Ich habe mich nun aber entschlossen, nur 2 Teiche zumachen (ohne Wasserfall).
Die Trennung erfolgt unter der Brücke mit einem Damm. ( mit roten Pünktchen angedeutet)
 
Dann ist der Wasserspiegel im Filtergraben zwar nicht so hoch,.. aber ist auf Dauer wahrscheinlich die beste Lösung.
Vielleicht lege ich die Folie auch so,.. dass ich trotzdem den Filtergraben separat volllaufen lassen kann. (das Durchgangsrohr zu machen)
ist dann zwar nicht die Pumpfreie Filtergrabentechnik, aber dann bin ich felxibel,..

mal schaun,..

mfG.

Nächste Woche werden die Stufen noch etwas ausgebildet, 2m^3 Sand bestellt. und dann kann ich eigentlich
auch meinen Auftrag für die Folie rausschicken,..
(auf dem Bild sieht man auch den scharfen Knick bei meinem L an der Terrasse lins),.. werde ich wohl die Folie mit einer Eckfalte rumlegen.


----------



## mitch (3. Aug. 2008)

*AW: Mein Bau eines 25m^2 Teiches, OHNE Bagger, Teil.1*

hallo micha,

deine baustelle nimmt ja nun auch form an . 

wenn mal alles fertig ist bist du bestimmt reif für die insel (deine terrasse schaut ja fast so aus wie eine)  . dann kann man so richtig geniessen.

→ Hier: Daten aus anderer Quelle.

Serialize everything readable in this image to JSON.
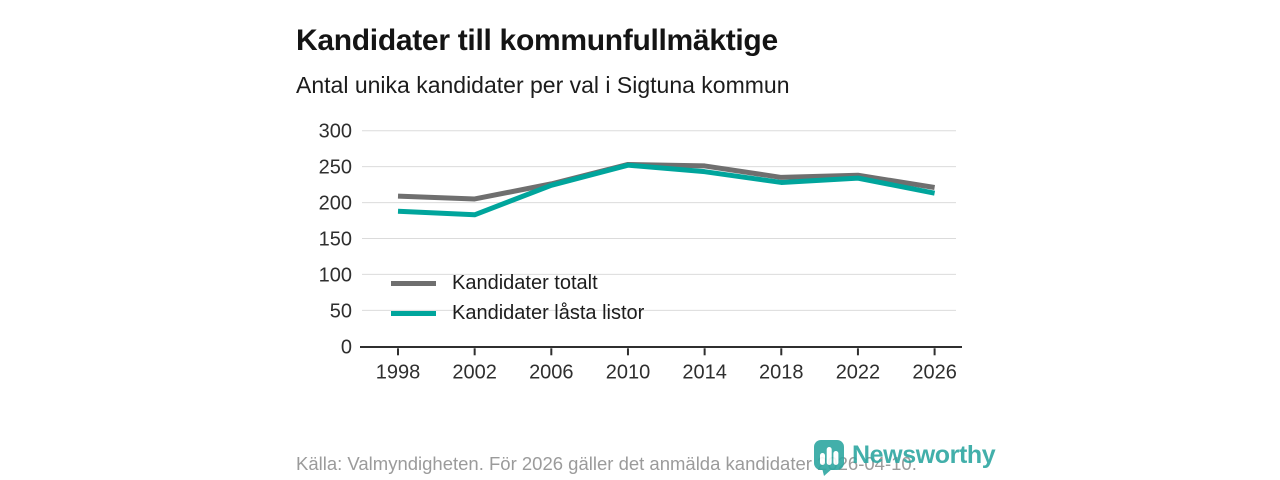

nur "2" teiche zu machen ist denk ich mal besser als deine anfänglichem 3 mit den vielen verbindungen (schläuche / rohre) + nur 1 pumpe 

einfach nur


----------



## Vespabesitzer (8. Aug. 2008)

*AW: Mein Bau eines 25m^2 Teiches, OHNE Bagger, Teil.1*

So,..

da gestern der einzige gemeldete Sonnentag der Woche war, habe ich mir kurzfristig Urlaub gegönnt.

An einem kompletten Tag bekommt man doch mehr geschafft.
So, der "Hauptteich" ist quasi bis auf den Sand "Folienfertig",..
die Dammdurchführung warten auf Ihren Dammdurchbruch.
        


Am Abend (gestern 06.08)  habe ich dann schnell noch alles provisorisch in mehrere Bauplanen "eingepackt".

Heute kam dann 3Tonnen Rheinsand ( ich habe lieber erstmal zu wenig bestellt",.. immer diese Schipperei,.. (Schubkarre geht leider hier leider auch nicht  )
immer 2 Arme = 2 Eimer,..
3 Tonnen:      Baustelle mit Wiesenblick:  

sicher ist sicher, alles eingepackt    

Und dann kam heute 07.08 der angekündigte (2,3,4,5te) Regen,..
nach ca. 3/4 Stunde konnte ich meine neue Pumpe (Schmutzwasser, Kärcher) zum erstenmal in Einsatz bringen,.. die neue Investiton hat sich schon gelohnt,,,

 

... so eigentlich kann morgen die richte Folie bestellt werden,.. (das gelbe unten ist kein Quitsche-entchen sondern die Pumpe 

mfg. Micha


----------



## Vespabesitzer (13. Aug. 2008)

*AW: Mein Bau eines 25m^2 Teiches, OHNE Bagger, Teil.1*

Sooo,... es geht weiter,..

oder auch nicht :shock :__ nase   das Wetter macht mich wahnsinnig,.. wenn der Teich schon eine "richtige" Folie hätte, wäre er ruckzuck voll :? 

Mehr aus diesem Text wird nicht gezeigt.